Bush Alerted to Hijacking Threats

After reading some of the stories the past day or so on George W. Bush's miss of the Hijacking threats, it is quite amusing to see the way much of the conservative press is reacting. Andrew Sullivan for example, continues to rant and rave about the death of Dutch Ideologue Pim Fortuyn, rather than discuss this event. In today's Daily Dish he brushes it off as if Bush hearing about an alleged threat is not news. Well of course it is news! The President and his administration, and the conservative press, post September 11, continuously have tried to pin the blame for the attacks on Clinton, the FBI, or the Intelligence Agencies. The truth of the matter is, the buck stops with Bush, and it seems that Andrew Sullivan, and much of the conservative punditry don't want to see that. From a story in Today's Washington Post by Barton Gellman,

"But it is also true that Bush and his Cabinet advisers were not yet disposed to respond to al Qaeda as a first-tier national security threat. The alerts of the early and mid-summer -- described by two career counterterrorist officials as the most urgent in decades -- had faded to secondary concern by the time of Bush's extended Crawford vacation. As late as Sept. 9, Defense Secretary Donald H. Rumsfeld threatened a presidential veto when the Senate proposed to divert $600 million to counterterrorism from ballistic missile defense."
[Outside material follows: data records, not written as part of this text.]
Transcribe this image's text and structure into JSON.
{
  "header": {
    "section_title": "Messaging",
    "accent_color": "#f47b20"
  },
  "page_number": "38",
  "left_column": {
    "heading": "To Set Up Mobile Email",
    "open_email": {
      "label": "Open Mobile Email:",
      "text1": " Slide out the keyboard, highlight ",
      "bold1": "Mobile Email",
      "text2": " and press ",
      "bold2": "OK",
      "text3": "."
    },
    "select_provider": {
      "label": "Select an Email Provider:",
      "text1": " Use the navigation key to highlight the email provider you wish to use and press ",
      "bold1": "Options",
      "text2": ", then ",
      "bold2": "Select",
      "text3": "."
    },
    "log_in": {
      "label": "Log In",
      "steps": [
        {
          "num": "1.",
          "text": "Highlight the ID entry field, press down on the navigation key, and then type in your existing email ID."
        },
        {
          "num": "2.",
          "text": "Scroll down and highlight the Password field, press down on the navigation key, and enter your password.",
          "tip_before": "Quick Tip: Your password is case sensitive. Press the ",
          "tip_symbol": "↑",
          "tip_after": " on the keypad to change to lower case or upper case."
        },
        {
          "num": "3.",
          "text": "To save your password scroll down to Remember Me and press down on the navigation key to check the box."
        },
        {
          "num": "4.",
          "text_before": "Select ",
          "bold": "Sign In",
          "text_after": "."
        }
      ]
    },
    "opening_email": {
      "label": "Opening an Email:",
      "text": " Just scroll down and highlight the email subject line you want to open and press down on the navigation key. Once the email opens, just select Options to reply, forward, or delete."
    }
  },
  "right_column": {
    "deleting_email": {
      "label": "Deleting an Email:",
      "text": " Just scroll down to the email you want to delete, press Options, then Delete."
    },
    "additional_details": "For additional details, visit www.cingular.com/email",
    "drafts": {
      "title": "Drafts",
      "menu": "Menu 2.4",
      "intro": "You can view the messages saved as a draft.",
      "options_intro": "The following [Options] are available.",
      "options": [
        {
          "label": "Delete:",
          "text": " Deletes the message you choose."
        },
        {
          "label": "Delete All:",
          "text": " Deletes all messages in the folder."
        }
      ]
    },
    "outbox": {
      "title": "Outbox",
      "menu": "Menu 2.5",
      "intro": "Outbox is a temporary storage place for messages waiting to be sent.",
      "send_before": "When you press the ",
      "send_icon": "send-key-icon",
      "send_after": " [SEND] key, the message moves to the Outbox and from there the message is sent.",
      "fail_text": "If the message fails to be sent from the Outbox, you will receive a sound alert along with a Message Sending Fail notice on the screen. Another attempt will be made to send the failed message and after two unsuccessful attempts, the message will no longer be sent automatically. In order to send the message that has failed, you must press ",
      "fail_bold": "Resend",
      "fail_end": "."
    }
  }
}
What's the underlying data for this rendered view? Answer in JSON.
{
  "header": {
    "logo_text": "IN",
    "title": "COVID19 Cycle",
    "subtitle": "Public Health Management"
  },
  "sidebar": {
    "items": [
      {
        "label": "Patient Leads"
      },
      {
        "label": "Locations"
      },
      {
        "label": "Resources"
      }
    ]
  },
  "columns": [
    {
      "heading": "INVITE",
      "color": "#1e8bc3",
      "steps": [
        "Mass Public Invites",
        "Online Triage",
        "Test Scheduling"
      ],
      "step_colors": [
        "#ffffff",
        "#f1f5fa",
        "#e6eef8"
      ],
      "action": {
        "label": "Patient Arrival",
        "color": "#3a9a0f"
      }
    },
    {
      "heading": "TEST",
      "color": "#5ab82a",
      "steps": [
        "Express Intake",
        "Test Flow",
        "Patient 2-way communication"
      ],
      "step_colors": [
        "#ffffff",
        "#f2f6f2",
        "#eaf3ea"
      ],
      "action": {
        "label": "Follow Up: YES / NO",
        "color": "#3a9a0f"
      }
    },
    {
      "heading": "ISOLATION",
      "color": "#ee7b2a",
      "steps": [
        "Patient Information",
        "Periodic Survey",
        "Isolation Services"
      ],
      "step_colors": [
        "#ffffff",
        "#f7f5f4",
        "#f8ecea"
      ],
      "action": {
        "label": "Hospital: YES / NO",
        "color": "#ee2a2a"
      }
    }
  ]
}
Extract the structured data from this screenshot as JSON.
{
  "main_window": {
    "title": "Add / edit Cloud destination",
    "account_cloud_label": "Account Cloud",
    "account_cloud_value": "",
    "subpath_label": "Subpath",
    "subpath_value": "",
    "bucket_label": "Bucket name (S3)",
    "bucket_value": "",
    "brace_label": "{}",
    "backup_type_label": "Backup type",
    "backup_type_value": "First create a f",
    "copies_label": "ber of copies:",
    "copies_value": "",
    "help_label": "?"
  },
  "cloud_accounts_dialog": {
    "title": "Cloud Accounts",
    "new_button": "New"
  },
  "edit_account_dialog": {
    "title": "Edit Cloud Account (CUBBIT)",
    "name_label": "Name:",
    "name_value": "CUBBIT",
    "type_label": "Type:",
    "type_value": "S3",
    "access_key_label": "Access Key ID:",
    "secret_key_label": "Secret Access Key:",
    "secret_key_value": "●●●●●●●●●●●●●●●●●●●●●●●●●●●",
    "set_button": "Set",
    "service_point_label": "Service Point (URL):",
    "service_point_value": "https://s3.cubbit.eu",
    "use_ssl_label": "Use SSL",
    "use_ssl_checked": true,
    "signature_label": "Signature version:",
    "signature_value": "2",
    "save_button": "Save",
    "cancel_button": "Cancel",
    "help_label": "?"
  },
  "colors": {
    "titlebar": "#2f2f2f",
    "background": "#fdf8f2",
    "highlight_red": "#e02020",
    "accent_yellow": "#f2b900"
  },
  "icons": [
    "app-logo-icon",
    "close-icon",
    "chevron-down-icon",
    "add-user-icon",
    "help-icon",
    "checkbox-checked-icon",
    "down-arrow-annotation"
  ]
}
This is the most telling fact when people want to play the blame game. Terrorism was not a tier 1 concern, in either the Clinton or Bush administrations, until of course after September 11. While many of these conservative types like to spin the story in the direction of, "well, there were no specific threats," or "threats like this were mentioned all the time." The fact is, Bush was told about it on August 6 in his Presidential Daily Briefing (PDB), and to be very clear, not all threats or concerns make it to the President. When items such as these are included in the PDB and when the President is shown these items, it is indeed something that warrants sufficient attention. Of course, I have no idea how seriously Bush took this matter, but his actions show that it was't quite serious enough. In my mind it would have warranted some sort of warning, at a minimum, to the Federal Aviaition Administration, which obviously never occurred. Even post 9/11 the FAA has not been quick enough to respond to security issues, but think, what if on August 10, an alarm was sent to the FAA to be more vigilant in their screening of passengers, or what if the FAA stopped allowing all sharp/blunt objects on planes following this warning for the next 60 days? In the past warnings have been heeded and security had been stepped up at airports. So, do I think, that the Bush administration dropped the ball, sure i do. Now what needs to happen is a political response that acknowledges this miss rather than a spin that makes it appear as if what Bush did was acceptable. Tell that to the families of the "American Heroes" that passed on that day, because Bush's miss on this is anything but acceptable.